At-fault Parties in an Accident should Pay for Their Victim’s Losses and Damages Resulting from the Accident

The U.S. Coast Guard compiles statistics on all reported recreational boating accidents in the U.S. and, based on their records, the numbers of accidents, injuries and fatalities are follows:

  • Number of accidents: year 2013 – 4,062; year 2014 – 4,064;
  • Injuries: year 2013 – 2,620; year 2014 – 2,678; and,
  • Fatalities; year 2013 – 560; year 2014 – 610

For so many years, alcohol-impairment remains to be the leading contributing factor in fatal boating accidents. The top five leading contributing factors to accidents, meanwhile, include:

  • Operator inexperience. For the past 15 years, operator inexperience has been the leading cause of boat accidents in the U.S. Many boat operators, obviously, are not familiar with the laws and regulations on boating, rules on correct and proper navigation, knot tying, and the necessary things that should be done in weather-related emergencies.
  • Operator inattention. Rather than focusing on the water and where the boat is heading, many operators get distracted with what is going on onboard, making timely reactions to emergency situations impossible.
  • Improper lookout or improper forward watch. When operating a boat, steering clear out of danger can be more effectively done with the help of someone who can provide extra eyes and ears. Many accidents due to collision could have been avoided had the operator been given help navigate its way safely, avoiding anything that may cross its path.
  • Excessive speed. Just as speeding on the road is like some sort challenging the angel of death, so too is operating a boat at too much speed. The force impact created each time a speeding boat bounces off and back on the water can be strong enough to stun you and throw anyone overboard, leaving him/her with not enough strength to swim to safety. Boat owners and operators ought to know that drowning is the number one cause of death in the water and 80% of those who drowned were reported as not wearing a life jacket.
  • Alcohol. Boating while impaired or boating under the influence (BUI), according to the Boating Safety Resource Center, the U.S. Coast Guard’s Boating Safety Division’s official website, is just as deadly as drunk-driving. Alcohol, especially at sea, can affect a boat operator’s balance, coordination, vision and judgment, much faster than on land.
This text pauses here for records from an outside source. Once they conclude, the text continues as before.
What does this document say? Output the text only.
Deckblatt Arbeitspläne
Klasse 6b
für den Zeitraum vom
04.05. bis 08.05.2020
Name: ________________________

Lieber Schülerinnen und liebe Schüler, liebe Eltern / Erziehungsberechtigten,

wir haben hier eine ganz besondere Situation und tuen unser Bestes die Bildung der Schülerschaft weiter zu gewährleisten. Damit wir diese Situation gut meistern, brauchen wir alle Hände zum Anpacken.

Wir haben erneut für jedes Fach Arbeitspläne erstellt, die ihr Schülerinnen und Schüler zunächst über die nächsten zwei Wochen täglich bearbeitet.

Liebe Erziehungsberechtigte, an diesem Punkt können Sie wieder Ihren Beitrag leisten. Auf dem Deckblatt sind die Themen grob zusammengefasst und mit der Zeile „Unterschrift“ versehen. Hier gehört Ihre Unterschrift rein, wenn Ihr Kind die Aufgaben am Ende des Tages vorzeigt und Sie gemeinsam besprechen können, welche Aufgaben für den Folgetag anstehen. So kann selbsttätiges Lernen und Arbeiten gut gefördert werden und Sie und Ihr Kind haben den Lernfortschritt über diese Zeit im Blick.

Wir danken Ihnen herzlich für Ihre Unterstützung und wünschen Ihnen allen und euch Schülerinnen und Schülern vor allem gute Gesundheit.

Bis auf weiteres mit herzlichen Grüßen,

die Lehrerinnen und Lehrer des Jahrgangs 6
Due to alcohol, capsizing boats and drunken passengers falling overboard have been common causes of injuries and deaths.

The federal BUI law enforced by the United States Coast Guard applies to all types of boats, including the largest ships, rowboats and canoes; it also includes foreign vessels sailing through U.S. territories and U.S. ships on the high seas.

The threatening effects of alcohol when it is consumed while on sea include:

  • Deterioration of judgment and cognitive abilities, rendering wise assessment of situations, processing of information and making good choices, much harder;
  • Impairment in physical control, resulting in failure to make timely reaction to dangers, lack of coordination and problem in balance;
  • Decrease in peripheral or night vision and depth perception, difficulty in identifying colors, especially green and red;
  • Failure to pull self out of the cold water, causing hypothermia and death.

It is always expected of boat operators to: follow boating laws; never operate their vessel while under the influence of drugs or alcohol; never operate the boat in a manner that is reckless; and, not exceed certain speeds while within designated areas. Failure to follow any of these may not only result to an accident, but to them being totally liable for whatever untoward incident they will cause.

Operating a boat while drunk is a clear act of recklessness and negligence and according to the law firm Mazin & Associates, PC, when people are neglectful, the people they hurt should not be made to endure the additional financial consequences of the injury. The medical costs, rehabilitation, and any other treatment they need for their recovery should be compensated by the party that hurt them.